Hay gestos con los que la arquitectura se hace amable a diario. El arquitecto Santiago de Molina ha recogido muchos de ellos en su blog Múltiples estrategias de arquitectura, que ahora da también título a un libro que trata de enseñar esta disciplina más allá de las aulas.
Así, por este volumen desfilan las ocurrencias de Alison y Peter Smithson para disfrutar de los placeres de la vida (ver la luz del sol extenderse sobre el suelo o leer en la cama), la humildad de Charles Correa al reconocer más fuerza al barro que a la piedra (recordando a Noguchi), las ambiciones del matrimonio Eames para sacarle partido a una casa, los huecos y los bultos de los Pietilä, los dibujos -a mano y cabeza- de Jørn Utzon o las travesuras de Gordon Matta-Clark en su perfil más bajo, más doméstico y, por eso seguramente, más influyente.

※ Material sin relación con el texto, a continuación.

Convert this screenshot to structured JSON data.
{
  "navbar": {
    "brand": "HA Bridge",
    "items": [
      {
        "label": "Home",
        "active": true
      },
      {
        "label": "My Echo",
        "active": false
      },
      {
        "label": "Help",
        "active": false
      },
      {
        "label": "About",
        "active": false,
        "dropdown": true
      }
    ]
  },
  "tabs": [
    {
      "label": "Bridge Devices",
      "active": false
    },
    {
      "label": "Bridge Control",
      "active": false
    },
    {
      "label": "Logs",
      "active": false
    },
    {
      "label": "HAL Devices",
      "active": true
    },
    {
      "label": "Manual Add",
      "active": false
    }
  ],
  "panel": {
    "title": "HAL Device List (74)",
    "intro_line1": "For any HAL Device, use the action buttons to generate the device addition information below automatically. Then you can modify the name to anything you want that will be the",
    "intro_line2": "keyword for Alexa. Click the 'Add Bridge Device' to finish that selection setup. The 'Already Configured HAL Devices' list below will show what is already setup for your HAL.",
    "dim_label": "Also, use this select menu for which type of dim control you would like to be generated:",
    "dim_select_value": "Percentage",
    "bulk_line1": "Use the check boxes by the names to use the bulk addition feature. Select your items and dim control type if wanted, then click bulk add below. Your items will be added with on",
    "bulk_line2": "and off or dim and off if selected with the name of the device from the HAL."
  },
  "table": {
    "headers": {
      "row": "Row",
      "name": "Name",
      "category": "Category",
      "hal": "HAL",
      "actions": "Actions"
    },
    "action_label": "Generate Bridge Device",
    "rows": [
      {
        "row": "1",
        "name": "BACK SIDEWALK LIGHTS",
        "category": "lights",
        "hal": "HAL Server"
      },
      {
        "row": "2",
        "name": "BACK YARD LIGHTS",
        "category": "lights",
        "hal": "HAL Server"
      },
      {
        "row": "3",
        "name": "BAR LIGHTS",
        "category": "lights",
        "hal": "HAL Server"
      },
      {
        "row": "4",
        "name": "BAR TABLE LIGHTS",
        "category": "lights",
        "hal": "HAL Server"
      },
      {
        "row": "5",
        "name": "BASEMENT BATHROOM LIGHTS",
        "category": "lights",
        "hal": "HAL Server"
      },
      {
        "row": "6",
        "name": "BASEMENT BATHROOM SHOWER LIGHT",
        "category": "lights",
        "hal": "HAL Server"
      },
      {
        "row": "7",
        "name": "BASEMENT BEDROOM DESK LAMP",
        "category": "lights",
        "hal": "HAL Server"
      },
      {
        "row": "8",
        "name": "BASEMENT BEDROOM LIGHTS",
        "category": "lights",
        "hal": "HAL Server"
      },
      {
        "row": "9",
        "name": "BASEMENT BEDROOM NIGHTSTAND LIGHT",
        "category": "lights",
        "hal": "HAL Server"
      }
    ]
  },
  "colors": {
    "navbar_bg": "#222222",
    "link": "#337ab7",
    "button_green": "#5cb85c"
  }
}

De Molina es profesor de proyectos en la Universidad San Pablo CEU de Madrid, pero está convencido de que “es posible descubrir y disfrutar la arquitectura fuera de las aulas y la academia”. Solo se requiere atención. Así, abriendo la mirada, más allá de autores y personajes, las entradas –ahora capítulos- de este libro recogen también muchos de los objetos que escriben la microhistoria de un edificio. O de una ciudad. Un peldaño en la casa Mairea -extendido para acoger al que llega-, la barandilla de la escalera en la casa Chitarrini -que se convierte en banco- o la modestia de los tercos ladrillos “siempre cargados de descubrimientos”.
De Molina da consejos a veces más poéticos que precisos, como cuando invita a convertirse en “turista de la geometría” o a mirar “como si los ojos estuvieran fuera del cuerpo” y otras tan específicos como animar a practicar la copia, sin miedo –eso sí-, de ideas.
De este modo su libro, como su blog, es una ventana abierta a todo lo pequeño que ayuda a hacer mejor lo grande. Toda una lección que, de asimilarse y aprenderse, haría de la arquitectura, como él quiere, un ejercicio de cortesía que, por mera educación, prestaría oído antes de interrumpir con un comentario.